SAN GIUSEPPE JATO (PA) – Un riconoscimento dal forte valore simbolico e civile. Il sindaco Giuseppe Siviglia ha annunciato il conferimento della cittadinanza onoraria al prefetto Renato Cortese, già dirigente dello SCO, questore di Palermo e protagonista di alcune delle più importanti operazioni contro Cosa Nostra. L’annuncio è stato dato dal palco del Teatro Politeama di Palermo, durante il Festival della legalità e della gioia organizzato dal Parlamento della Legalità Internazionale, guidato da Nicolò Mannino.
Siviglia: “Un legame indissolubile con la nostra terra”
“Renato Cortese sarà cittadino onorario di San Giuseppe Jato – ha dichiarato Siviglia –. Con questo atto solenne vogliamo esprimere la più profonda gratitudine a un servitore delle istituzioni che ha segnato la storia del nostro territorio. Il suo straordinario e instancabile impegno nella città e nella provincia di Palermo, dove ha inferto colpi storici e decisivi ai vertici di Cosa Nostra, resta un esempio indelebile di coraggio, legalità e concreto contrasto alla mafia”. Il sindaco ha sottolineato come l’annuncio, fatto davanti a centinaia di studenti provenienti da tutta Italia, abbia assunto un valore ancora più forte: “Il lungo applauso della platea è stato un momento di grande orgoglio per la nostra comunità”.
La storia professionale di Cortese: dalla “catturandi” all’arresto di Provenzano
Renato Cortese è stato per anni alla guida della storica sezione “catturandi” della Squadra Mobile di Palermo, protagonista di operazioni che hanno portato alla cattura di: Leoluca Bagarella, Giovanni e Enzo Brusca, Pietro Aglieri, Vito Vitale e soprattutto Bernardo Provenzano, arrestato l’11 aprile 2006 a Montagna dei Cavalli, nelle campagne di Corleone, da un gruppo operativo coordinato dallo stesso Cortese.
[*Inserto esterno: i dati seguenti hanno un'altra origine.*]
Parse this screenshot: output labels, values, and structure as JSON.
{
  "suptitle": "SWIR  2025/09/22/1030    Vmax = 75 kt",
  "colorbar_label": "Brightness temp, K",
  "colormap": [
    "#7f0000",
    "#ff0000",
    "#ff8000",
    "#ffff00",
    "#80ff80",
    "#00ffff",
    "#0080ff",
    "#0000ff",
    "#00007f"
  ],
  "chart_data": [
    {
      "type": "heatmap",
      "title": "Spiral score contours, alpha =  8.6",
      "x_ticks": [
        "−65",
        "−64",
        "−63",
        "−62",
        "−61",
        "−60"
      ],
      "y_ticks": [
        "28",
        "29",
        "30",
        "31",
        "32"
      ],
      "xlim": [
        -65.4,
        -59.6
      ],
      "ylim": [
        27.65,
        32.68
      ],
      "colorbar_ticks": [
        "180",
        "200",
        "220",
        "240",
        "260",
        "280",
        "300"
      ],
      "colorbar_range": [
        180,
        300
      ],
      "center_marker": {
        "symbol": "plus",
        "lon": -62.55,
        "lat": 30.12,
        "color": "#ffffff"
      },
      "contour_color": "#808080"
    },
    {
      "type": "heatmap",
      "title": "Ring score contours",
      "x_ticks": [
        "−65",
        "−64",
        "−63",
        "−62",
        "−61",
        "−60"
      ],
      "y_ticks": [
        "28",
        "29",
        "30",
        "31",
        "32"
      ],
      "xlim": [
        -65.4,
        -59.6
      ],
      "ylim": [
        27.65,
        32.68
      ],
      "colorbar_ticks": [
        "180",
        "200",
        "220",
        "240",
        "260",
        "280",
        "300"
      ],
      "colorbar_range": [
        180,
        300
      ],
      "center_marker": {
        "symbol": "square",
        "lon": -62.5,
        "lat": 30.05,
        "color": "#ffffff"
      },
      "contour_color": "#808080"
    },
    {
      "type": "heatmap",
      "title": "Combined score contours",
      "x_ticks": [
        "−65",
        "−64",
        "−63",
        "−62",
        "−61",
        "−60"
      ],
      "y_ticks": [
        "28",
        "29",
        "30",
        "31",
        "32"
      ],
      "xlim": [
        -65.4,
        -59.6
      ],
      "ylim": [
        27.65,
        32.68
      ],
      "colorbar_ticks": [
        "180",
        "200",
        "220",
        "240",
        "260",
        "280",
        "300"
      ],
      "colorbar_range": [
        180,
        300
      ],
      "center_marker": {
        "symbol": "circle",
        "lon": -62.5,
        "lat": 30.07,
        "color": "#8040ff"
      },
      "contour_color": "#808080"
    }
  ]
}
Oggi Cortese è anche presidente onorario del Parlamento della Legalità, continuando a promuovere memoria, impegno civile e cultura della legalità.
La cerimonia del 20 maggio
La consegna della cittadinanza onoraria si terrà Mercoledì 20 maggio, ore 17.00 al Centro diurno di San Giuseppe Jato, via Giorgio La Pira. Sono invitate a partecipare autorità civili e militari, la cittadinanza e gli organi di stampa. La data non è casuale: ricorre infatti il trentesimo anniversario della cattura di Giovanni Brusca, avvenuta proprio il 20 maggio 1996, operazione alla quale Cortese prese parte personalmente.
Un messaggio di legalità per le nuove generazioni
Il conferimento della cittadinanza onoraria rappresenta, nelle parole del sindaco, un gesto che vuole: onorare chi ha difeso la dignità del territorio, rafforzare la cultura della legalità, trasmettere ai giovani l’esempio del servizio allo Stato. “La memoria si coltiva ogni giorno – ha concluso Siviglia – con l’esempio, l’impegno civile e il rispetto delle istituzioni”.